The whole idea of GPS is to turn a very good time reference (an atomic clock) into a space reference, by using multiple such references with known locations at once and then to send out time stamped signals. If you can't distinguish arrival times the signal origins collapse into a point. The travel time of the signal from Earth to Mars is anywhere from 4 to 24 minutes (assuming you have line of sight, which isn't the case when Mars is on the other side of the sun), with flight times that long the difference in arrival time between the signals is meaningless.

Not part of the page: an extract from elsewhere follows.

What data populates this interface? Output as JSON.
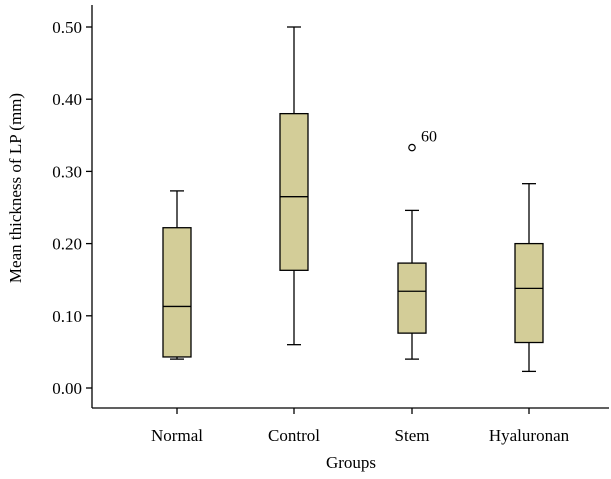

The difference in position between the satellites is at best 40,000 km (MEO orbits and satellites in opposite positions around Earth would give you the largest baseline), the difference from Mars to Earth is > 50M kilometers. So when viewed from Mars this would be like trying to triangulate your position in the United States based on signal sources spaced a very short distance apart somewhere in Moscow.
(sorry for the strained analogy)
Another problem with the approach is that of the two possible solutions that are the result from computing your location from GPS satellites one of the solutions is deep inside the Earth, which for both radio related reasons and reasons of practicality can be safely ignored. From a location in space very far away that trick no longer works so you will end up having to pick one of several answers.
Of course you could stick a GPS like transmitter into every Mars orbiter we launch from now on so that at some point there will be enough coverage locally to allow navigation, but that's a pretty expensive trick, besides that you'd also need a bunch of base stations in order to properly compute the orbits of the satellites to the required precision so that you can tell the satellites where they are.
I'm pretty sure if you're on the Earth's surface and can pick up three GPS satellites, the other solution is out in space. If you see four or more GPS satellites, there's a unique solution.
That's probably correct. I read up on GPS years ago and I remember that one of the possible solutions is intuitively wrong for a surface of the earth measurement and filled that in mentally as 'inside the earth', but out in space sounds much more logical and likely.